Las armadas de Corea del Sur y Japón reanudaron el pasado 8 de junio los ejercicios conjuntos de búsqueda y rescate marítimo en el Mar del Este (Mar de Japón), según confirmaron fuentes militares de ambos países. Se trata de la primera maniobra combinada en años, después de un prolongado período de tensiones bilaterales por disputas históricas y territoriales.

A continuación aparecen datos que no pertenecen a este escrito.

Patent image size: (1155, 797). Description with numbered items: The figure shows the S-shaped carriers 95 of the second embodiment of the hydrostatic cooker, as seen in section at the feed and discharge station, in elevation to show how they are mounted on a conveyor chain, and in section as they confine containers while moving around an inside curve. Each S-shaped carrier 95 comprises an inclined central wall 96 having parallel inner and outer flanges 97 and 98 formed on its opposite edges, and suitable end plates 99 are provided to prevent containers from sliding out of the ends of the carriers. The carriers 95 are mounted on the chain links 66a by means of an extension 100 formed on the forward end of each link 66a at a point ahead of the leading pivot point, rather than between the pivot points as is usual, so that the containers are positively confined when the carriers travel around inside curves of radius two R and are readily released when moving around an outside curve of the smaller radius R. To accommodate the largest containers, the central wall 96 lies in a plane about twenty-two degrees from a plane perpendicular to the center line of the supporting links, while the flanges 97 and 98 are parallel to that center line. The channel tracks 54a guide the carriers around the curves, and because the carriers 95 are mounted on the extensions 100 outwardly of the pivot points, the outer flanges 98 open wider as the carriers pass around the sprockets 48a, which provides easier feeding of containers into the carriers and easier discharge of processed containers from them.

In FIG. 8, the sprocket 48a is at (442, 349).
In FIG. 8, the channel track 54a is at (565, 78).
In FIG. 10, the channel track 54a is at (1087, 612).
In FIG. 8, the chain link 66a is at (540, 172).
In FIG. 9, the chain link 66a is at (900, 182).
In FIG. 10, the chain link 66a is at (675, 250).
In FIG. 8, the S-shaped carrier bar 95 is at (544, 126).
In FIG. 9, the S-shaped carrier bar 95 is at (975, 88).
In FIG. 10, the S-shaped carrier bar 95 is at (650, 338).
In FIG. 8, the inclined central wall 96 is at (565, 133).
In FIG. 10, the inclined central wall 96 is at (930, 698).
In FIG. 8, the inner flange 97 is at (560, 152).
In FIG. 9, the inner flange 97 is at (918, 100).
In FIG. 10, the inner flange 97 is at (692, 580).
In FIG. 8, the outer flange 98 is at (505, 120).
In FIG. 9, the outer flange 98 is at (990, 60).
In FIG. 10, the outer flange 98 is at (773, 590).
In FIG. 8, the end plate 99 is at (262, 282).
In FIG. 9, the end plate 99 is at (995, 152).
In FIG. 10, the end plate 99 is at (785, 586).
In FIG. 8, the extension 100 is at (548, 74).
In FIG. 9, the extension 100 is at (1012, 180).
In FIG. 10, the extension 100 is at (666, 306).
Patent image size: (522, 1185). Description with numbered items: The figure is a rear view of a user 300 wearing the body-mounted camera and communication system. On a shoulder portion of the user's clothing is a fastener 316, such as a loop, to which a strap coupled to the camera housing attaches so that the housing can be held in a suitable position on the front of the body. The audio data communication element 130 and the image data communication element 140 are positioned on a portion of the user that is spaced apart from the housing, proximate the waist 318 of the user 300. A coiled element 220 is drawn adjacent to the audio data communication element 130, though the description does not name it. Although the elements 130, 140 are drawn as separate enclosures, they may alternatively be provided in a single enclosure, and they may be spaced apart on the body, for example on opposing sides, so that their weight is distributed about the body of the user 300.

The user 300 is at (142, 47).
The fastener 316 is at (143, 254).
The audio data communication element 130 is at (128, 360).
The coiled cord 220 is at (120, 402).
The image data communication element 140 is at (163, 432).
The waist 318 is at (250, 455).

Un gesto hacia la cooperación regional

El ejercicio supone un avance significativo en la relación entre Seúl y Tokio, que en el pasado reciente han chocado por interpretaciones divergentes sobre la historia colonial japonesa y por la soberanía de las islas Dokdo (denominadas Takeshima por Japón). La reanudación responde al interés compartido de fortalecer la cooperación en seguridad ante las amenazas regionales, particularmente los programas de misiles y nucleares de Corea del Norte.

Fuentes de la Armada surcoreana señalaron que las maniobras se centraron en procedimientos de búsqueda y rescate, un área de bajo perfil político pero clave para la interoperabilidad entre las dos marinas. El Ministerio de Defensa japonés confirmó la participación del destructor JS Sazanami en el ejercicio.

El contexto de seguridad en el noreste asiático

La cooperación naval entre Seúl y Tokio se había visto prácticamente congelada desde 2019, cuando Corea del Sur dio por terminado un acuerdo de intercambio de inteligencia militar con Japón. La reanudación de los ejercicios se enmarca en un proceso de acercamiento promovido por Estados Unidos, que busca cohesionar a sus dos aliados clave en la región frente al creciente desafío norcoreano y la expansión militar china.

Analistas citados por la agencia Yonhap consideran que el restablecimiento de los ejercicios conjuntos podría abrir la puerta a una cooperación más amplia, aunque advierten de que persisten las diferencias políticas internas en ambos países que podrían frenar avances adicionales.